Yan Lianke: Lenins Küsse (Eichborn)

Von dem chinesischen Autor Yan Lianke ist sein viel umjubelter Roman Lenins Küsse  bei Eichborn auf Deutsch erschienen.

Ein Sommerschneesturm vernichtet die Ernte im Balou-Gebirge. Hunger droht, doch Kreisvorsteher Liu weiß die Lösung: Tourismus bringt Geld, und Lenin ist ein Touristenmagnet. Russland den Leichnam Lenins abzukaufen liegt da natürlich nahe. Moskau kann sich schließlich die Erhaltung der Leiche sowieso nicht mehr leisten. Um den Ankauf Lenins zu finanzieren, sollen die Dorfbewohner eine Art Zirkus gründen. Dass diese allesamt behindert sind, schreckt Liu nicht. 
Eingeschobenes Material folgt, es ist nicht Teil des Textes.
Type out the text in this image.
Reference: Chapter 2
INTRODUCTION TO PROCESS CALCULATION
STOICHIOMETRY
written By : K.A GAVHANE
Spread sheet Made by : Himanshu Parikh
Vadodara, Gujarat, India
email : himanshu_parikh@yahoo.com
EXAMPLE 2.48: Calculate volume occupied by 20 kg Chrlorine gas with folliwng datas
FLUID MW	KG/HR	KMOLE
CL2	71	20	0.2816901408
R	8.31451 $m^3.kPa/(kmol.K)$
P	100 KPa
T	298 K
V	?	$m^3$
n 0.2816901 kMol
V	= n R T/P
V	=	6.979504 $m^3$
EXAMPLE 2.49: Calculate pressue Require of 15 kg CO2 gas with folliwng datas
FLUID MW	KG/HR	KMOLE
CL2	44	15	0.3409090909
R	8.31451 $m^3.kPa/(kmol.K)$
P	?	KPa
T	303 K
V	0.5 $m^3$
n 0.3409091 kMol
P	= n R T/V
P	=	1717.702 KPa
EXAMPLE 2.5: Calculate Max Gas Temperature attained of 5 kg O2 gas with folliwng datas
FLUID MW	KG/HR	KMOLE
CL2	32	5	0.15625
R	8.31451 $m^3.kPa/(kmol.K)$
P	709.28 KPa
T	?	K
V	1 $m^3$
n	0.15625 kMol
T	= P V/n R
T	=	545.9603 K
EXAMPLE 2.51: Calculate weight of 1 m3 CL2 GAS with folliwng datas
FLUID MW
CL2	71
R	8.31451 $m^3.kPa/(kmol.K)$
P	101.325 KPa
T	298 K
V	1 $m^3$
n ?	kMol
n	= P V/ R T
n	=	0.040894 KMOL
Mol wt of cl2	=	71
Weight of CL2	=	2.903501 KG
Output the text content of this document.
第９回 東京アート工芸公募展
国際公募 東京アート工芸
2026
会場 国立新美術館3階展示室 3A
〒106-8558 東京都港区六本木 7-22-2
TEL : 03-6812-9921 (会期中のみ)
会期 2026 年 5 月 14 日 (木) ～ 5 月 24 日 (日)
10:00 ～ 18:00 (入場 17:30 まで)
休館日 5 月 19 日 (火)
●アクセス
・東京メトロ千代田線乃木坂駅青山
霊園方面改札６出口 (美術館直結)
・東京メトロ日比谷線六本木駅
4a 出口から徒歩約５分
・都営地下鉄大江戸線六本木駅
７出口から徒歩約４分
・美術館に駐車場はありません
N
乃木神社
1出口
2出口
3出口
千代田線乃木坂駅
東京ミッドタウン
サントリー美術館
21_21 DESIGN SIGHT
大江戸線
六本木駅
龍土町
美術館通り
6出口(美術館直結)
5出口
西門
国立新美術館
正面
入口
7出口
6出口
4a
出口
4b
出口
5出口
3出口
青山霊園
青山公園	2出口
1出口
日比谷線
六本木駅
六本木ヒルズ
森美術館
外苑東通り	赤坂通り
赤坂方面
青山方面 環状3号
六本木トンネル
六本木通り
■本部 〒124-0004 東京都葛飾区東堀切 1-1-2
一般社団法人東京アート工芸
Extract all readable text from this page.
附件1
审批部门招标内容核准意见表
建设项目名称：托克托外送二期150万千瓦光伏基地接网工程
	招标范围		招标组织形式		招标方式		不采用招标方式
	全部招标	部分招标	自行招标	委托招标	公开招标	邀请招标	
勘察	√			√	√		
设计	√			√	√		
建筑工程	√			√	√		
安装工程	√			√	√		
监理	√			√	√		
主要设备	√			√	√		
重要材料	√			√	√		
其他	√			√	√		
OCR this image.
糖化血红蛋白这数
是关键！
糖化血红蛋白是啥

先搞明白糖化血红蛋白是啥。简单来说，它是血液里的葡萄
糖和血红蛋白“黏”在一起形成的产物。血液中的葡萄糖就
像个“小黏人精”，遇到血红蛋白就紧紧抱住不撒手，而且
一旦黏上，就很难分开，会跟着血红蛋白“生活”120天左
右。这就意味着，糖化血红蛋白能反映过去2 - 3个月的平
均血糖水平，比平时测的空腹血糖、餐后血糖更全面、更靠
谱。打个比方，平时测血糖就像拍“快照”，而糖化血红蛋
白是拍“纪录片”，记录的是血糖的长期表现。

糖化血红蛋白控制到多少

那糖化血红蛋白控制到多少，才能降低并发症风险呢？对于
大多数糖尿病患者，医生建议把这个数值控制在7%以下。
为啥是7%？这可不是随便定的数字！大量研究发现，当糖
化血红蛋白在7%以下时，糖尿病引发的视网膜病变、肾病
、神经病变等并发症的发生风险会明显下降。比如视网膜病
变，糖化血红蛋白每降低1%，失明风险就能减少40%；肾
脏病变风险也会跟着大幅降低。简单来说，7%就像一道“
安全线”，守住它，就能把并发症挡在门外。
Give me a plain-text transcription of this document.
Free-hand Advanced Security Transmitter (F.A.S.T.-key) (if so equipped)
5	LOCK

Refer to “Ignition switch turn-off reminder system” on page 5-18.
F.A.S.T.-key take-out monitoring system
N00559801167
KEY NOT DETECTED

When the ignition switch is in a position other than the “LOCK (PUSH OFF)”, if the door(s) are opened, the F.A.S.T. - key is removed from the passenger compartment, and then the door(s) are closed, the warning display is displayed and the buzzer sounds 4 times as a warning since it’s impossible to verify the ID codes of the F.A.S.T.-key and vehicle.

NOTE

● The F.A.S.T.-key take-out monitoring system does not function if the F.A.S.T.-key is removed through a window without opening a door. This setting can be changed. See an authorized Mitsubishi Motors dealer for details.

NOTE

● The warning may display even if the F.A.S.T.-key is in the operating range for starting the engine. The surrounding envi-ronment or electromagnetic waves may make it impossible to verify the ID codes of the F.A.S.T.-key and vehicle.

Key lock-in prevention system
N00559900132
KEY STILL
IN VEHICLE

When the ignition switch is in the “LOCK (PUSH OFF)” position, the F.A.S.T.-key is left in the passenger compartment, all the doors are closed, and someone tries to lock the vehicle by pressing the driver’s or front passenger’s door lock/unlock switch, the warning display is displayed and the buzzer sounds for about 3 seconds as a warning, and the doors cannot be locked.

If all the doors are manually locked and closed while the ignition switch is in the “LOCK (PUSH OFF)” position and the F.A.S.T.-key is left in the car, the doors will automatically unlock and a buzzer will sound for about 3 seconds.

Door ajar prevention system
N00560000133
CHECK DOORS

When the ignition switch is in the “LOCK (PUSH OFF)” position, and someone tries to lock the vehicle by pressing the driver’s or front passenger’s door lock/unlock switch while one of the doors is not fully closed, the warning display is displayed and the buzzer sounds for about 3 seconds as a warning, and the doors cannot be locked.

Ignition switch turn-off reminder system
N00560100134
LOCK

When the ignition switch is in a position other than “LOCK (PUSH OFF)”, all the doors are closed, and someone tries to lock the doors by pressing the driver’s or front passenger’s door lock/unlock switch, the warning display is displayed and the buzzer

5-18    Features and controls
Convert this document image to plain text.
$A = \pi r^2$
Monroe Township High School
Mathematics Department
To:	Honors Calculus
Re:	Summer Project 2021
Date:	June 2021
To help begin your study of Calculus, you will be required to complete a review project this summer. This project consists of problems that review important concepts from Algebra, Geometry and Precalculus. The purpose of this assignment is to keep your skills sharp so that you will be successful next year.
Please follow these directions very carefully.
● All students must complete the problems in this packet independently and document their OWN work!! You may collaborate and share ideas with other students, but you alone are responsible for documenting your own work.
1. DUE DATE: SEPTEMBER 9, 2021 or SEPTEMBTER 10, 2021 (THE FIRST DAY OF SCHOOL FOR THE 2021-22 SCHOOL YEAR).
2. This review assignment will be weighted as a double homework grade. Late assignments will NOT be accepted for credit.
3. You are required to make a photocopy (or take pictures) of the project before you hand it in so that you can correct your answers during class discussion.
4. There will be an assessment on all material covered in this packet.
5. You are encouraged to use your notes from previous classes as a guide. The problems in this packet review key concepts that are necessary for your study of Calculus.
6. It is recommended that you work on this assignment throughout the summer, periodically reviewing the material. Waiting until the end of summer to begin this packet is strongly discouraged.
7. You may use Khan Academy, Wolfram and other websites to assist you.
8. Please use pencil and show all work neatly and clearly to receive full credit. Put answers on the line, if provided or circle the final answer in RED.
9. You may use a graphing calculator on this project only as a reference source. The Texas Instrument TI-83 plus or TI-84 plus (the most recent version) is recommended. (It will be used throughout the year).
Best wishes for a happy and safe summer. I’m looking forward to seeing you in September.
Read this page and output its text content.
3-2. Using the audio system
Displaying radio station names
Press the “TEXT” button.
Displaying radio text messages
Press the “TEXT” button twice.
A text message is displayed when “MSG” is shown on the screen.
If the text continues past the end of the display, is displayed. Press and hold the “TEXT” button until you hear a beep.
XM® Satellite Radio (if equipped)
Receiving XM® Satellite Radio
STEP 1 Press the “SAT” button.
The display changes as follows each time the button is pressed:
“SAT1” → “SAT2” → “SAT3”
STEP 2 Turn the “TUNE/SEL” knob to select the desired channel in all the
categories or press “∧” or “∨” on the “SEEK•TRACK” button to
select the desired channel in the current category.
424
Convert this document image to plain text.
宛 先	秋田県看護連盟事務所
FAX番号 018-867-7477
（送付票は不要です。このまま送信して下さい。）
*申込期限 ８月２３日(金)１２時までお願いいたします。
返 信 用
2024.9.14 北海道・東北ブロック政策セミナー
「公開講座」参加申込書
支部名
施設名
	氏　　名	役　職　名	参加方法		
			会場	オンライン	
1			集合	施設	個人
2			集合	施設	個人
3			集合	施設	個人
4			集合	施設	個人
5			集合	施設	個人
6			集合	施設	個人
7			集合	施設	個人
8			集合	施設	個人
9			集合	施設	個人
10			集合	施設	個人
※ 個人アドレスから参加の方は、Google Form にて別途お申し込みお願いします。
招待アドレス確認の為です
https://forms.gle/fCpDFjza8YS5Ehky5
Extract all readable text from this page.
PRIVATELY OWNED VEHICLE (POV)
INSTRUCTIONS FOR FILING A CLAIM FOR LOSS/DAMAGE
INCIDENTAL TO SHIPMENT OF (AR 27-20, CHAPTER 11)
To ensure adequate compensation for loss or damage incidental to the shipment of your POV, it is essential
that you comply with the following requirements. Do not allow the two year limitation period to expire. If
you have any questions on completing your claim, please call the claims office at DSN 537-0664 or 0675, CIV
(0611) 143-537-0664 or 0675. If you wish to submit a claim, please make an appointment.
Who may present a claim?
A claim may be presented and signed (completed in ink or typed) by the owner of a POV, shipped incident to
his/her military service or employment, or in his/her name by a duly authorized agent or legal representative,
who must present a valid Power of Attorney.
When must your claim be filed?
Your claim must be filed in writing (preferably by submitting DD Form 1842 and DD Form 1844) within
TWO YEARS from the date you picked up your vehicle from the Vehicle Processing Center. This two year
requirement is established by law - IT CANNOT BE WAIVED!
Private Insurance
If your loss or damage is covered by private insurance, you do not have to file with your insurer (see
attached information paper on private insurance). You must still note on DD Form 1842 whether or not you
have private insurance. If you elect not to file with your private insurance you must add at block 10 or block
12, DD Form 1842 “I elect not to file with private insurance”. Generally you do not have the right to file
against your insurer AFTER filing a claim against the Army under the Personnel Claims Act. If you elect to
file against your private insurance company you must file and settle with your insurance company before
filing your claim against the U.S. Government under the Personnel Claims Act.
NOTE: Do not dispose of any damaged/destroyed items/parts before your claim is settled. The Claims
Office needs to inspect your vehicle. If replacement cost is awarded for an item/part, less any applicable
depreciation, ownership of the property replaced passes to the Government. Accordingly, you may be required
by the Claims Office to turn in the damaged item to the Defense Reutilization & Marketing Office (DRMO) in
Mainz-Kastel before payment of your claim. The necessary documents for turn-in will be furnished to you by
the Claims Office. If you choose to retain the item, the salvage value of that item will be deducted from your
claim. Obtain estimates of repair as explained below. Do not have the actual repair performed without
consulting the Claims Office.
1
Das preisgekrönte Romancier Yan Lianke ist einer der interessantesten Schriftsteller Chinas und ein Meister einfallsreicher Satire. Seine Arbeit zeichnet sich durch eine liebevolle Treue zu seiner bäuerlichen Herkunft aus der armen Provinz Henan und seiner heftigen Wut über den politischen Missbrauch durch das chinesische Regime aus. Sein Roman Lenins Küsse ist eine absurde historische Allegorie auf das grassierende Fieber Geld zu machen, das durch China nach Deng Xiaopings Öffnung der chinesischen Wirtschaft in den 1990er Jahren fegte. In dieser dunklen Komödie sind die Regierungsbeamten aufgeblasen und korrupt und die nichtbehinderten Mitbürger brutal und unehrlich. Das geplante Mausoleum hat genau die Dimensionen wie das Mao Zedong Mausoleum auf dem Tiananmen-Platz und ist genauso absurd schwülstig, eine schmerzhafte Anspielung auf die Unterdrückung der historischen Wahrheit. In einem Interview hat Yan Lianke andere Schriftsteller aufgerufen, der Zensur nicht mit Politik sondern mit Kunst zu begegnen. Dieser aufgebauschte aber innovative Roman setzt mit seinem Witz, seiner Menschlichkeit und Satire ein provokatives Beispiel.

Yan Lianke, 1958 geboren, gehört zu den wichtigsten Schriftstellern Chinas. Einige seiner Romane wurden sofort nach dem Erscheinen verboten, andere haben eine riesige Leserschaft. Er hat alle wichtigen Preise Chinas gewonnen und muss ständig mit der Zensur kämpfen, weil er sich nicht an die Sprachregelungen und Denkverbote der Partei hält. Lenins Küsse war Buch des Jahres der New York Times und des New Yorker 2012, Finalist des Man Booker International und Kafka-Preis 2013.

Lenins Küsse von Yan Lianke ist bei Eichborn erschienen.